Prefeitura de Colônia Leopoldina nega má-fé em repasse de informações

Por meio de extensa nota publicada no perfil oficial da Prefeitura de Colônia Leopoldina no Facebook, a Defesa Civil daquele município refutou que tenha havido “dolo ou má-fé” ao informar ao governo de Alagoas o número de 2.553 desabrigados na cidade após as fortes chuvas do mês de maio. Uma comissão do Ministério Público de Alagoas (MPE/AL) investiga se houve fraude por parte dos gestores de diversos municípios ao informarem tais números.

De acordo com a Defesa Civil de Colônia Leopoldina, a suspeita do Ministério Público é injustificada. “No espaço do relatório onde deveria ser preenchido o quantitativo de desabrigados foi descrito, por engano, o número de afetados”, diz trecho do comunicado.

Ainda segundo o Poder Executivo Municipal, foi este o descuido que teria ocasionado todo o “mal-entendido”, que, para a Prefeitura, “deu-se única e exclusivamente em função das condições adversas daquela situação, que exigia imediata resolutividade”.

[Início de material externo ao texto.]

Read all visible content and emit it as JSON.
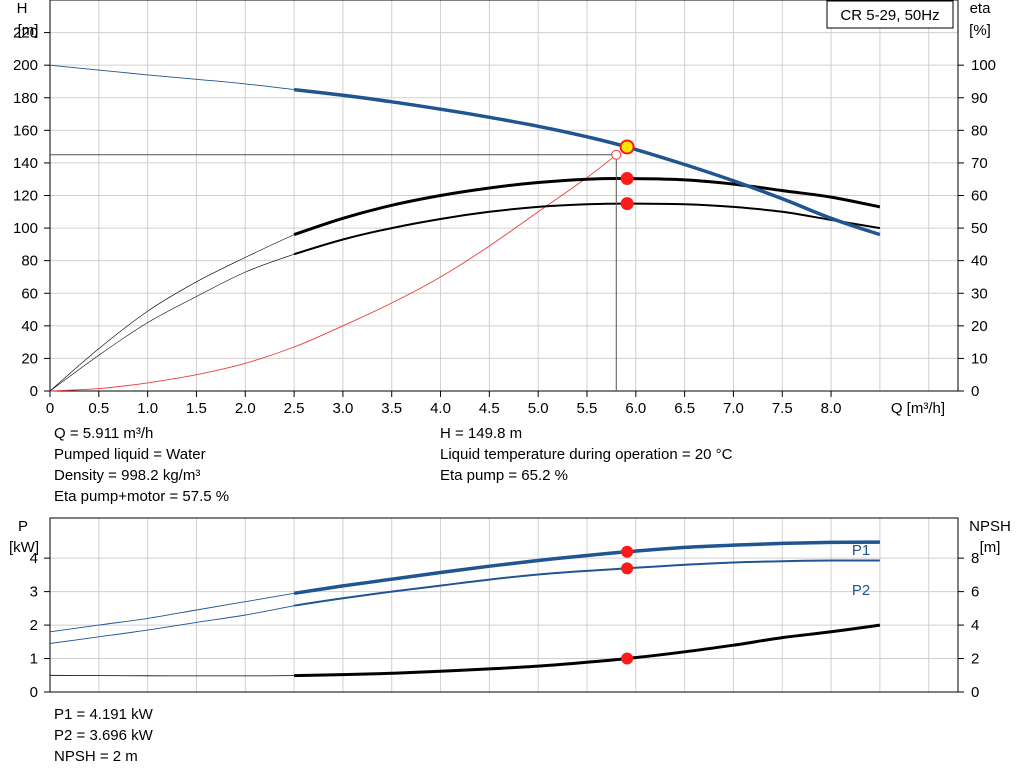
{
  "chart_data": [
    {
      "type": "line",
      "badge": "CR 5-29, 50Hz",
      "xlabel": "Q [m³/h]",
      "x_ticks": [
        "0",
        "0.5",
        "1.0",
        "1.5",
        "2.0",
        "2.5",
        "3.0",
        "3.5",
        "4.0",
        "4.5",
        "5.0",
        "5.5",
        "6.0",
        "6.5",
        "7.0",
        "7.5",
        "8.0"
      ],
      "xlim": [
        0,
        9.3
      ],
      "ylabel_left": [
        "H",
        "[m]"
      ],
      "ylabel_right": [
        "eta",
        "[%]"
      ],
      "y_left_ticks": [
        "0",
        "20",
        "40",
        "60",
        "80",
        "100",
        "120",
        "140",
        "160",
        "180",
        "200",
        "220"
      ],
      "y_left_lim": [
        0,
        240
      ],
      "y_right_ticks": [
        "0",
        "10",
        "20",
        "30",
        "40",
        "50",
        "60",
        "70",
        "80",
        "90",
        "100"
      ],
      "y_right_lim": [
        0,
        120
      ],
      "grid": true,
      "series": [
        {
          "role": "head",
          "axis": "left",
          "color": "#1f5591",
          "x": [
            0,
            0.5,
            1.0,
            1.5,
            2.0,
            2.5,
            3.0,
            3.5,
            4.0,
            4.5,
            5.0,
            5.5,
            5.911,
            6.5,
            7.0,
            7.5,
            8.0,
            8.5
          ],
          "y": [
            200,
            197,
            194,
            191.3,
            188.5,
            185,
            181.5,
            177.5,
            173,
            168,
            162.5,
            156,
            149.8,
            139,
            129,
            118,
            106,
            96
          ]
        },
        {
          "role": "eta-pump",
          "axis": "right",
          "x": [
            0,
            0.5,
            1.0,
            1.5,
            2.0,
            2.5,
            3.0,
            3.5,
            4.0,
            4.5,
            5.0,
            5.5,
            5.911,
            6.5,
            7.0,
            7.5,
            8.0,
            8.5
          ],
          "y": [
            0,
            13,
            24.5,
            33.5,
            41,
            48,
            53,
            57,
            60,
            62.3,
            64,
            65,
            65.2,
            64.8,
            63.5,
            61.5,
            59.5,
            56.5
          ]
        },
        {
          "role": "eta-pump-motor",
          "axis": "right",
          "x": [
            0,
            0.5,
            1.0,
            1.5,
            2.0,
            2.5,
            3.0,
            3.5,
            4.0,
            4.5,
            5.0,
            5.5,
            5.911,
            6.5,
            7.0,
            7.5,
            8.0,
            8.5
          ],
          "y": [
            0,
            11,
            21,
            29,
            36.5,
            42,
            46.5,
            50,
            52.8,
            55,
            56.5,
            57.3,
            57.5,
            57.3,
            56.5,
            55,
            52.5,
            50
          ]
        },
        {
          "role": "system",
          "axis": "left",
          "color": "#e8413a",
          "x": [
            0,
            0.5,
            1.0,
            1.5,
            2.0,
            2.5,
            3.0,
            3.5,
            4.0,
            4.5,
            5.0,
            5.5,
            5.8
          ],
          "y": [
            0,
            1.5,
            5,
            10,
            17,
            27,
            40,
            54,
            70,
            89,
            110,
            131,
            145
          ]
        }
      ],
      "duty_point": {
        "x": 5.911,
        "y": 149.8,
        "eta_pump": 65.2,
        "eta_total": 57.5
      },
      "system_point": {
        "x": 5.8,
        "y": 145
      }
    },
    {
      "type": "line",
      "ylabel_left": [
        "P",
        "[kW]"
      ],
      "ylabel_right": [
        "NPSH",
        "[m]"
      ],
      "y_left_ticks": [
        "0",
        "1",
        "2",
        "3",
        "4"
      ],
      "y_left_lim": [
        0,
        5.2
      ],
      "y_right_ticks": [
        "0",
        "2",
        "4",
        "6",
        "8"
      ],
      "y_right_lim": [
        0,
        10.4
      ],
      "grid": true,
      "series": [
        {
          "name": "P1",
          "axis": "left",
          "color": "#1f5591",
          "x": [
            0,
            0.5,
            1.0,
            1.5,
            2.0,
            2.5,
            3.0,
            3.5,
            4.0,
            4.5,
            5.0,
            5.5,
            5.911,
            6.5,
            7.0,
            7.5,
            8.0,
            8.5
          ],
          "y": [
            1.8,
            2.0,
            2.2,
            2.45,
            2.7,
            2.95,
            3.17,
            3.37,
            3.57,
            3.76,
            3.93,
            4.08,
            4.191,
            4.32,
            4.39,
            4.44,
            4.47,
            4.48
          ]
        },
        {
          "name": "P2",
          "axis": "left",
          "color": "#1f5591",
          "x": [
            0,
            0.5,
            1.0,
            1.5,
            2.0,
            2.5,
            3.0,
            3.5,
            4.0,
            4.5,
            5.0,
            5.5,
            5.911,
            6.5,
            7.0,
            7.5,
            8.0,
            8.5
          ],
          "y": [
            1.45,
            1.65,
            1.85,
            2.08,
            2.3,
            2.58,
            2.8,
            3.0,
            3.18,
            3.36,
            3.51,
            3.62,
            3.696,
            3.8,
            3.87,
            3.91,
            3.93,
            3.93
          ]
        },
        {
          "role": "npsh",
          "axis": "right",
          "x": [
            0,
            0.5,
            1.0,
            1.5,
            2.0,
            2.5,
            3.0,
            3.5,
            4.0,
            4.5,
            5.0,
            5.5,
            5.911,
            6.5,
            7.0,
            7.5,
            8.0,
            8.5
          ],
          "y": [
            1.0,
            0.98,
            0.97,
            0.96,
            0.96,
            0.98,
            1.04,
            1.12,
            1.24,
            1.38,
            1.55,
            1.78,
            2.0,
            2.4,
            2.8,
            3.25,
            3.6,
            4.0
          ]
        }
      ],
      "operating_point": {
        "x": 5.911,
        "P1": 4.191,
        "P2": 3.696,
        "npsh": 2
      }
    }
  ],
  "info_top_left": [
    "Q = 5.911 m³/h",
    "Pumped liquid = Water",
    "Density = 998.2 kg/m³",
    "Eta pump+motor = 57.5 %"
  ],
  "info_top_right": [
    "H = 149.8 m",
    "Liquid temperature during operation = 20 °C",
    "Eta pump = 65.2 %"
  ],
  "info_bottom": [
    "P1 = 4.191 kW",
    "P2 = 3.696 kW",
    "NPSH = 2 m"
  ]
}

E diante da suspeita de que os dados podem ter sido inflacionados, o município assegura que 2.553 é, de fato, o número de pessoas afetadas pelas chuvas, entre desalojados e desabrigados. Do total, ainda segundo a prefeitura, 216 pessoas encontram-se desalojadas, sendo que 44 pessoas (11 famílias) foram abrigadas em moradias por meio do aluguel social, benefício concedido pela Secretaria de Assistência Social daquele município.

Os dados informados pela prefeitura apontam, ainda, que 172 pessoas (43 famílias) residem em áreas de risco, com a Defesa Civil a avaliar cada situação em particular. Por fim, a prefeitura pede, no mesmo comunicado, desculpas aos munícipes pelo equívoco, “ao tempo em que reitera o compromisso com a verdade e o bem-estar da população”.

De acordo com o promotor Antônio Malta Marques, que coordena os trabalhos de investigação do MPE, ao menos na cidade de Colônia Leopoldina já foi constatada a má fé por parte dos gestores, que informaram um número muito maior de pessoas atingidas. “Nas outras cidades, nós ainda não constatamos o dolo, mas já posso afirmar que isso aconteceu em Colônia. Os números de pessoas atingidas caíram drasticamente em várias cidades e, nesta situação, os promotores têm investigado se houve dolo ou não. Se houve, os prefeitos terão de responder por seus atos”, destacou Malta Marques.